The Yomiuri ShimbunA young manga creator has published his first book while honing his skills in an apartment that used to house the studio of mangaka Fujio Akatsuka (1935-2008).
Gaku Kajikawa, 25, is the first resident to have a book published among the budding mangaka who have lived in the Shiunso apartment building in Toshima Ward, Tokyo. Kajikawa receives financial aid under a mangaka support project run by the ward and a local association.
“We hope he’ll spread his wings wide as a Shiunso mangaka,” said a ward official.
Shiunso is located near the original location of the famous Tokiwaso apartment house, where Osamu Tezuka and several other manga creators lived and worked before they became leading figures in the manga industry.
The project was launched in 2011 by the ward and the local Association for Cooperation Project of Toshima Minami-Nagasaki Tokiwaso, which comprises a neighborhood association and representatives of the local shopping district. Aspiring manga creators who live in Shiunso can receive ¥20,000 per month to subsidize half of the ¥40,000 monthly rent for up to three years. Four people, including Kajikawa, have lived in Shiunso under the scheme.
Kajikawa, who moved to Tokyo from Nagoya to become a professional mangaka, became interested in Tezuka and other manga creators through his parents. He started submitting work to manga contests run by publishers when he was a high school student.
After graduating from university, he became a nursing care worker. He was so busy with the job that he sometimes had no time to work on manga. He applied to the program in 2014 because he still held hopes of becoming a professional mangaka.
He moved to Tokyo and committed himself to manga at Shiunso, in a room next to Akatsuka’s former study.
Kajikawa made his debut with a one-off manga released in a comic magazine in August 2015.
His new book is the first volume of “Maachan wa kyo mo ie ni itai” (Maachan wants to stay at home today too) published by Tokuma Shoten Publishing Co., a comic currently being serialized in the online manga magazine Web Comic Zenyon.
The protagonist in the comical series likes to stay at home, but she can’t say no to her boyfriend, who likes outdoor activities and wants her to join in. Kajikawa depicts how she tries various daredevil activities, from bungee jumping to airsoft, an activity where participants shoot each other with air guns.
He came up with the idea for this manga after fellow Shiunso lodger Yuma Himeno asked him to join him at a restaurant serving unusual dishes. Kajikawa, who likes to stay indoors like his protagonist, could not decline the request and ended up eating edible insects and frogs.
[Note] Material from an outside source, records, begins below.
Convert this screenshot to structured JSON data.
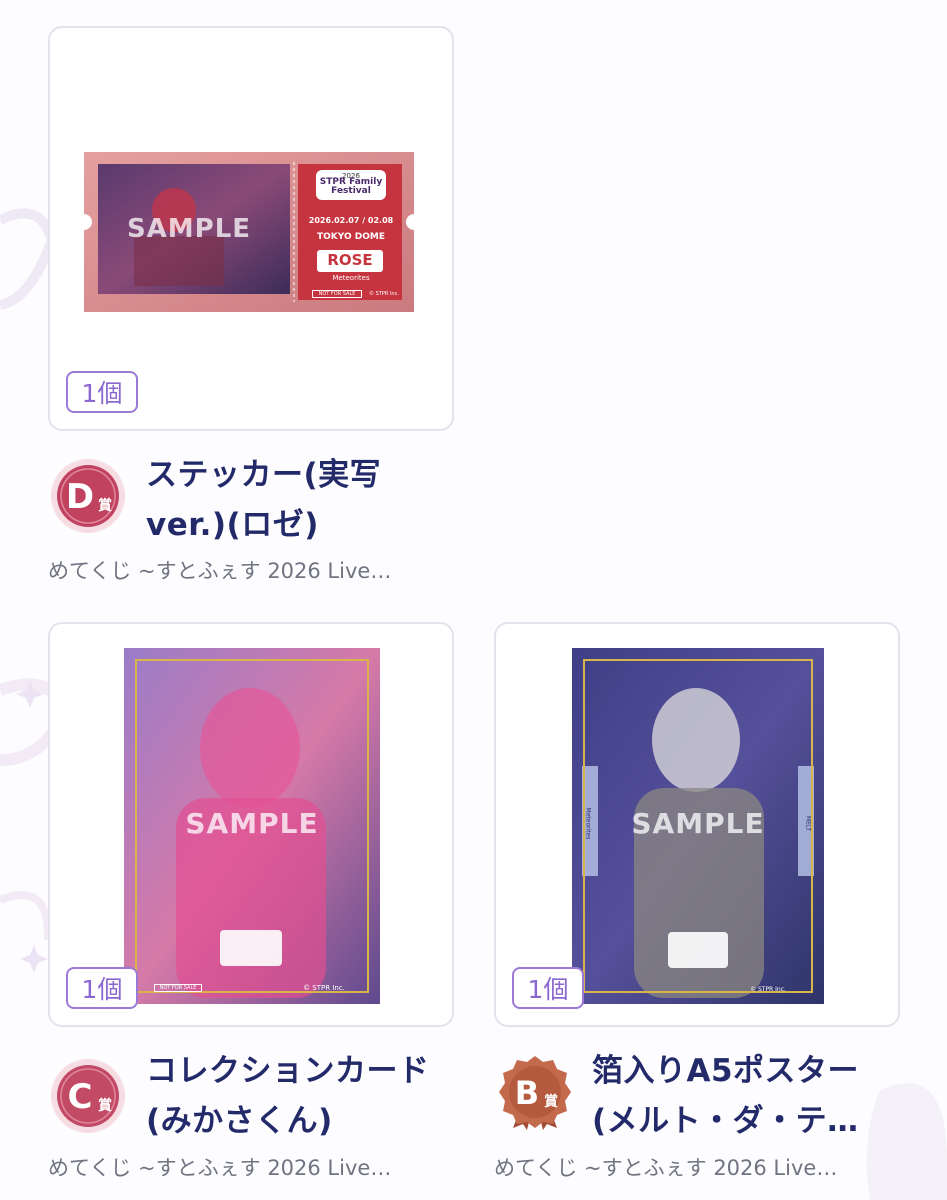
{
  "colors": {
    "accent": "#8a68cf",
    "title": "#232a6a",
    "subtitle": "#707480",
    "card_border": "#e4e2ec",
    "d_badge": "#c0425e",
    "c_badge": "#c24a64",
    "b_badge": "#b55a3e"
  },
  "items": [
    {
      "rank_letter": "D",
      "rank_suffix": "賞",
      "qty": "1個",
      "title_lines": [
        "ステッカー(実写",
        "ver.)(ロゼ)"
      ],
      "series": "めてくじ ~すとふぇす 2026 Live…",
      "image": {
        "kind": "ticket-sticker",
        "sample": "SAMPLE",
        "year": "2026",
        "logo": [
          "STPR",
          "Family",
          "Festival"
        ],
        "dates": "2026.02.07 / 02.08",
        "venue": "TOKYO DOME",
        "name": "ROSE",
        "group": "Meteorites",
        "nfs": "NOT FOR SALE",
        "copyright": "© STPR Inc."
      }
    },
    {
      "rank_letter": "C",
      "rank_suffix": "賞",
      "qty": "1個",
      "title_lines": [
        "コレクションカード",
        "(みかさくん)"
      ],
      "series": "めてくじ ~すとふぇす 2026 Live…",
      "image": {
        "kind": "collection-card",
        "sample": "SAMPLE",
        "nfs": "NOT FOR SALE",
        "copyright": "© STPR Inc."
      }
    },
    {
      "rank_letter": "B",
      "rank_suffix": "賞",
      "qty": "1個",
      "title_lines": [
        "箔入りA5ポスター",
        "(メルト・ダ・テ…"
      ],
      "series": "めてくじ ~すとふぇす 2026 Live…",
      "image": {
        "kind": "a5-poster",
        "sample": "SAMPLE",
        "side_left": "Meteorites",
        "side_right": "MELT",
        "copyright": "© STPR Inc."
      }
    }
  ]
}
He drew the manga’s first episode based on this experience.
Whenever he is struggling to think of new ideas, he visits the nearby Tokiwaso monument.
“I’m glad I can train as a manga creator in the town where many great pioneers used to live,” Kajikawa said. “I’d like to continue creating my own comics.”
Exhibition of young manga artists
An exhibition featuring Kajikawa and Himeno is under way at a gallery along a walkway at Shiinamachi Station on the Seibu Ikebukuro Line in Toshima Ward, Tokyo.
The exhibition introduces work created by the two current participants in the mangaka support program. Exhibits include copies of their manga manuscripts enlarged on panels, comic strips, illustrations of their characters, and Kajikawa’s published manga.